Jeder gute Mensch ist der Himmel des Allmächtigen Gottes. Auch die Bösen tragen den Himmel in sich herum, aber sie kommen nicht bis in ihn hinein.6)


Die Biene schafft keinen Honig, so lange sie auf den Blumen ruht.7)


Wenn du Alles verläßt, was Gott nicht ist, und Gott allein anhangest, so muß Gott sich selbst, und alle Dinge, die nicht dein waren, dir eigen geben, und so kann aus nichts, etwas, aus einem Armen, ein Reicher werden.8)


So viel ihr in allen Dingen aus euch selbst ausgeht, so viel, und nicht mehr und nicht weniger, geht Gott mit seinem Reichthume in euch ein, denn soviel du dir selbst abstirbst, so viel lebet Gott in dir, darum laß es dir Alles, was es immer seyn mag, kosten; so und nicht anders findest du den rechten Frieden.9)


Bist du gleich bald an diesem, bald an jenem Orte, meinst und liebst aber Gott in allen Dingen, so kann dich Niemand an Gottes Vergegenwärtigung hindern. Wem Gott nicht so gegenwärtig ist, der muß ihn von Außen nehmen und suchen.
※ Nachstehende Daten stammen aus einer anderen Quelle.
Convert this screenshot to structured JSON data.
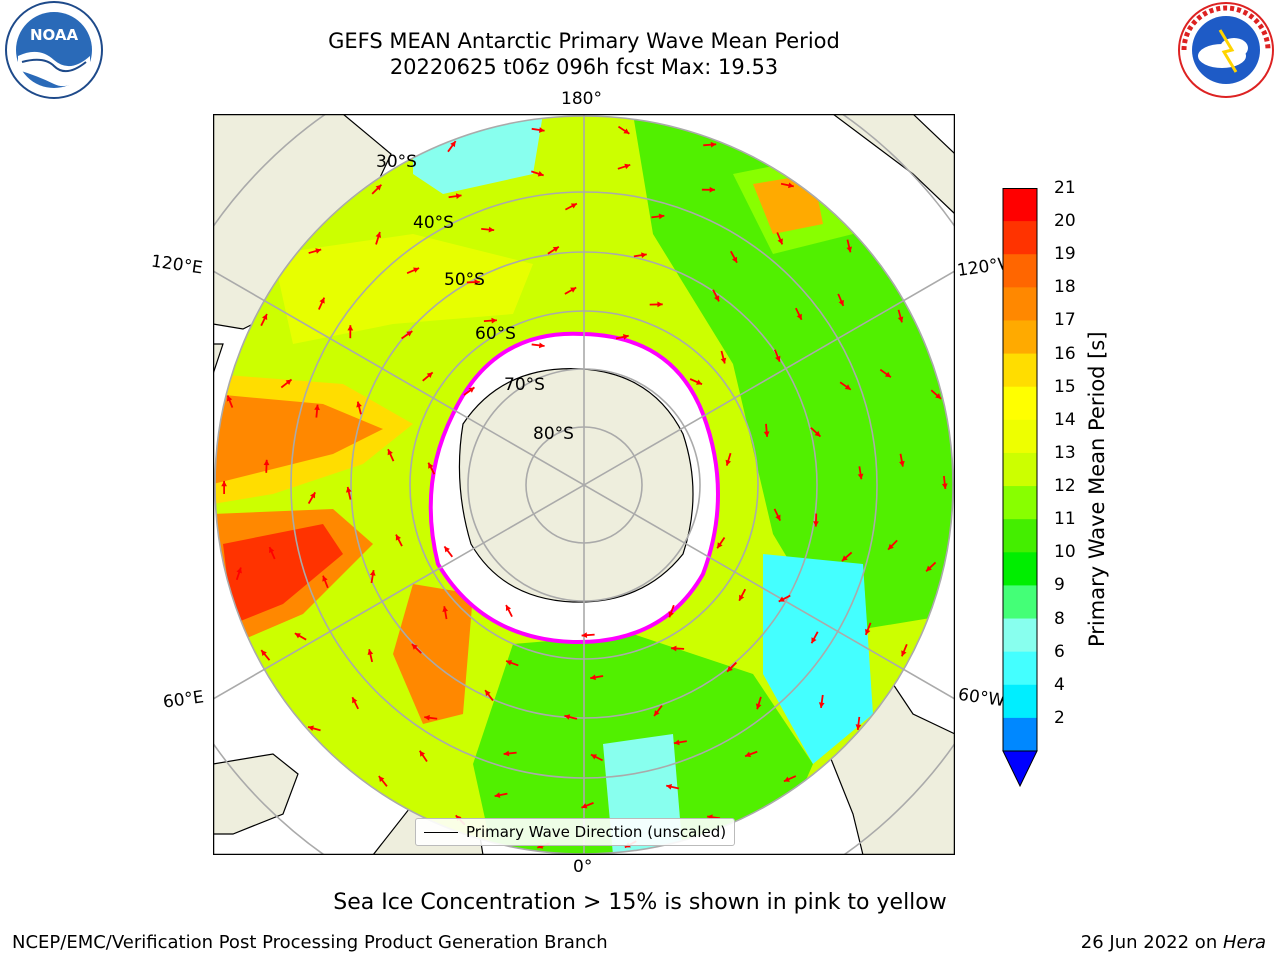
{
  "title": {
    "line1": "GEFS MEAN Antarctic Primary Wave Mean Period",
    "line2": "20220625 t06z 096h fcst   Max: 19.53"
  },
  "logos": {
    "noara": "NOAA",
    "nws_text": "NATIONAL WEATHER SERVICE"
  },
  "map": {
    "longitude_labels": {
      "top": "180°",
      "bottom": "0°",
      "left_upper": "120°E",
      "right_upper": "120°W",
      "left_lower": "60°E",
      "right_lower": "60°W"
    },
    "latitude_labels": [
      "30°S",
      "40°S",
      "50°S",
      "60°S",
      "70°S",
      "80°S"
    ],
    "legend": "Primary Wave Direction (unscaled)",
    "arrow_color": "#ff0000",
    "sea_ice_colors": [
      "#ff00ff",
      "#ffaa00",
      "#ffff00"
    ]
  },
  "colorbar": {
    "label": "Primary Wave Mean Period [s]",
    "ticks": [
      "21",
      "20",
      "19",
      "18",
      "17",
      "16",
      "15",
      "14",
      "13",
      "12",
      "11",
      "10",
      "9",
      "8",
      "6",
      "4",
      "2"
    ],
    "colors_top_to_bottom": [
      "#ff0000",
      "#ff3300",
      "#ff6600",
      "#ff8800",
      "#ffaa00",
      "#ffdd00",
      "#ffff00",
      "#eeff00",
      "#ccff00",
      "#88ff00",
      "#44ee00",
      "#00ee00",
      "#44ff77",
      "#88ffee",
      "#44ffff",
      "#00eeff",
      "#0088ff",
      "#0000ff"
    ]
  },
  "note": "Sea Ice Concentration > 15% is shown in pink to yellow",
  "footer": {
    "left": "NCEP/EMC/Verification Post Processing Product Generation Branch",
    "right_prefix": "26 Jun 2022 on ",
    "right_host": "Hera"
  }
}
Geräth er dann in ungleiche Gesellschaft, Geschäfte, Städte: so wird er leichtlich gehindert, denn er hat Gott nicht gegenwärtig. Sucht er aber nicht allein - Gott, sondern auch sich selbst mit Gott in allen Dingen: so hindert ihn nicht allein die Gesellschaft der bösen, sondern auch hie und da die Gesellschaft guter Menschen, und nicht allein die Straße, sondern auch die Kirche. Denn das Hinderniß ist in ihm, und Alles, was er unordentlich liebt, hindert ihn - Gott ist ihm noch nicht Alles in Allem geworden.10)
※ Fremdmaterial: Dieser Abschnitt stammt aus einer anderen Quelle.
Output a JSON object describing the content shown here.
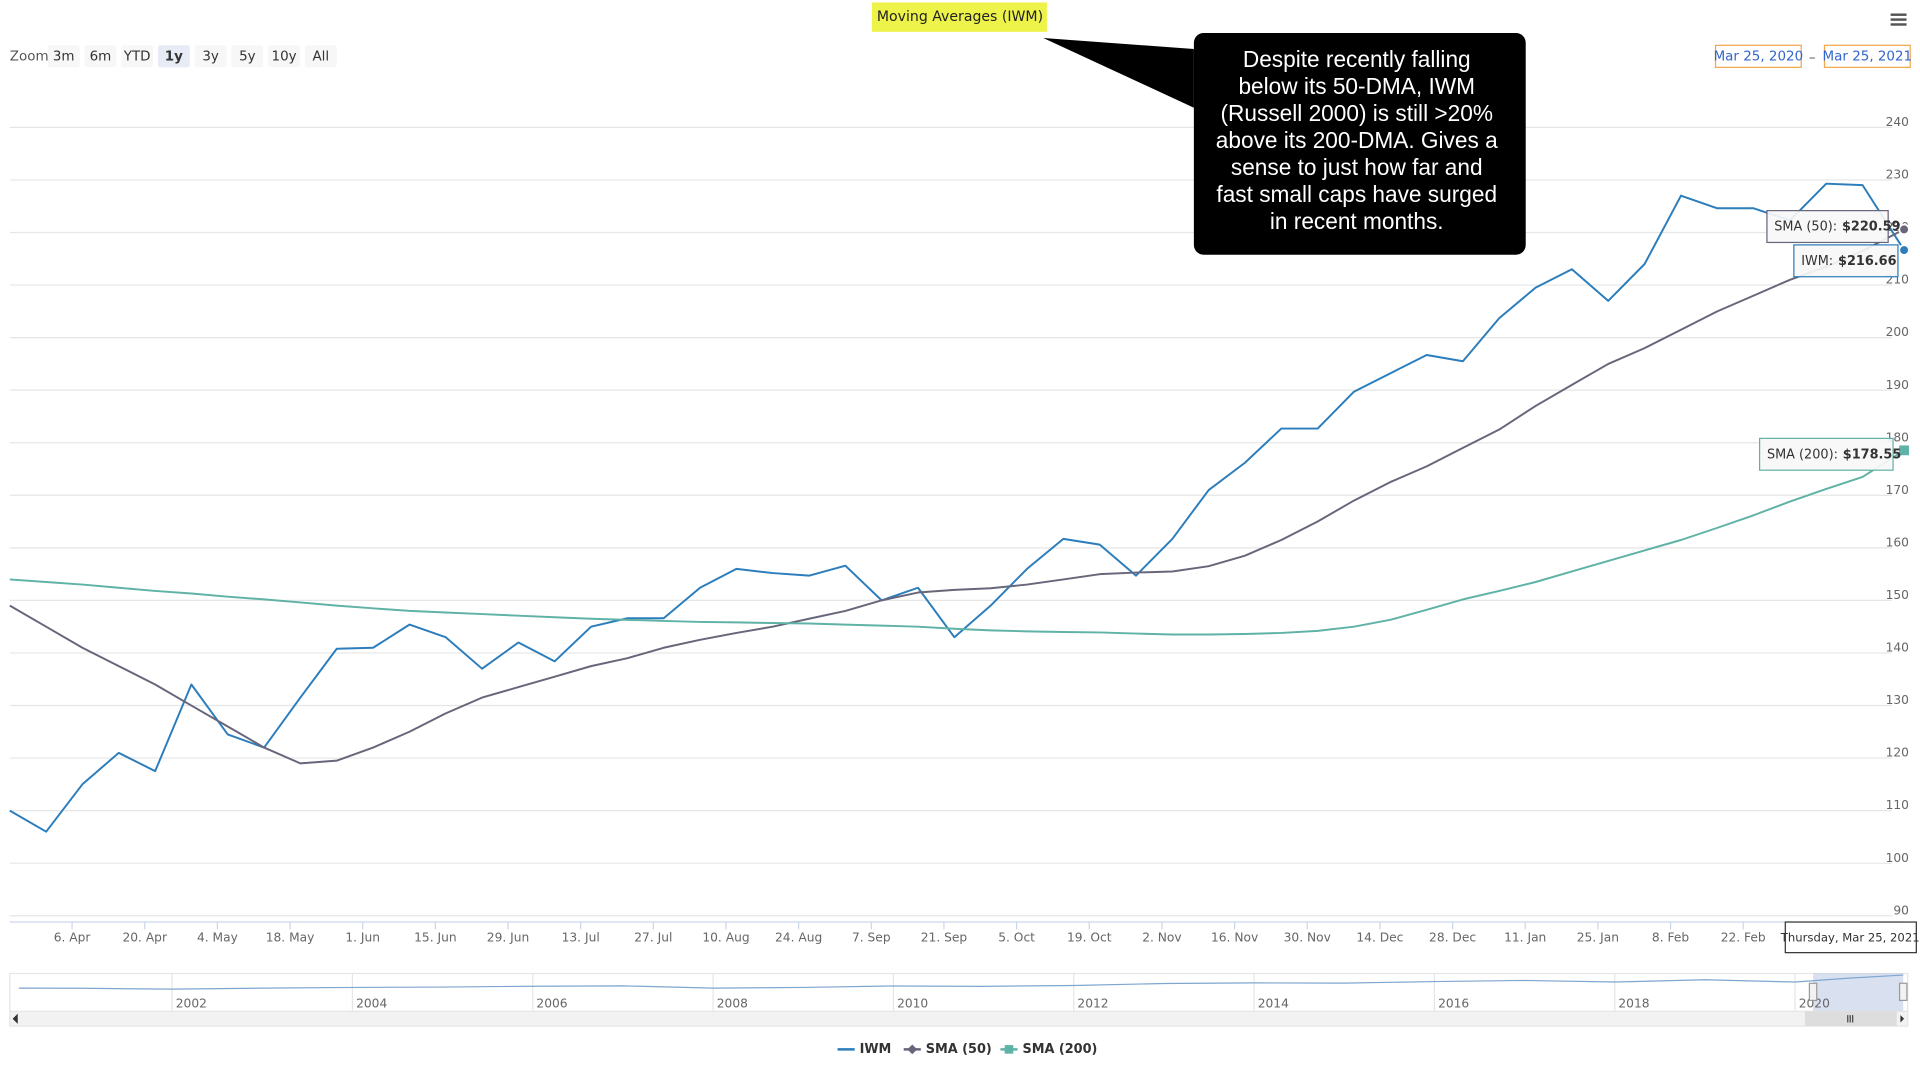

Der Eigenwille ist ärger, als der Teufel, denn er hat den Teufel gemacht.11)


Ein Gott ergebner Wille macht alle Werke gut, denn es ist die gute Quelle, aus der nur gute Abflüsse kommen.12)


Wer den Willen hat, zu suchen, hat Mittel genug, zu finden.13)


Der gute Wille haßt nur das wahrhaftige Böse, liebt nur das wahrhaftige Gute, wo er's findet - wenn er's auch an dem Teufel fände, sieht nicht auf Person, Zeit, Ort, Rede, äußere Werke. Nicht die Rinde, sondern die Wurzel und den Saft - die Früchte will Er.14)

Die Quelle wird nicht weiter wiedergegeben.